In North America, histories of colonialism, views that people rightfully dominate over nature, and values that prioritize extraction of natural resources and capitalistic economic growth highly shape the cultures of natural resource management institutions.
This sharply contrasts many Indigenous cultures that emphasize genealogical interconnectedness and interdependence with the environment and a communal responsibility to care for the land and sea for the well-being of the full social-ecological system, for present and future generations.
In addition to contributing to the criminalization of Indigenous practices, the invalidation of Indigenous Knowledges, and the disruption of Indigenous relations with place, these cultural frictions have also fostered natural resource management approaches that are less effective at ensuring the abundance and resilience of social-ecological systems as well as management processes and policies that frequently lead to conflicts and feelings of distrust and disenfranchisement by communities.

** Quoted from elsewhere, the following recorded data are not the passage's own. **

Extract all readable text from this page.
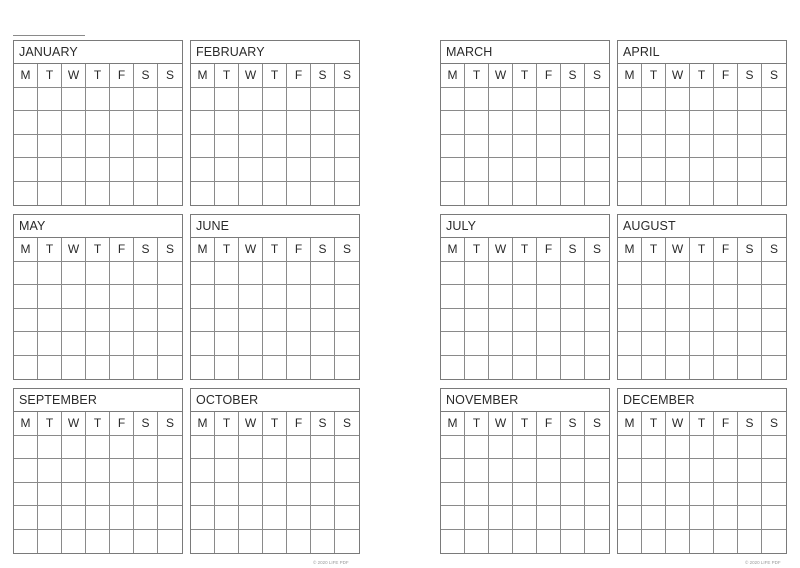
JANUARY
M	T	W	T	F	S	S
FEBRUARY
M	T	W	T	F	S	S
MARCH
M	T	W	T	F	S	S
APRIL
M	T	W	T	F	S	S
MAY
M	T	W	T	F	S	S
JUNE
M	T	W	T	F	S	S
JULY
M	T	W	T	F	S	S
AUGUST
M	T	W	T	F	S	S
SEPTEMBER
M	T	W	T	F	S	S
OCTOBER
M	T	W	T	F	S	S
NOVEMBER
M	T	W	T	F	S	S
DECEMBER
M	T	W	T	F	S	S
© 2020 LIFE PDF	© 2020 LIFE PDF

Some key steps natural resource management institutions can take to work toward transforming internal cultures are: 1) increasing the degree to which communities, especially Indigenous Peoples, have power within management processes and the ability to shape local levels of institutions to better align culturally; 2) improve how institutions do research, centering community priorities and expertise often undervalued by institutions, such as Indigenous cultural practitioners, to build reciprocal relations and work for the shared benefit of all; 3) facilitate the assessment and alignment of institutional cultures with Indigenous cultures through cultural evaluations that can be conducted internally as acts of reflection and through community-guided efforts.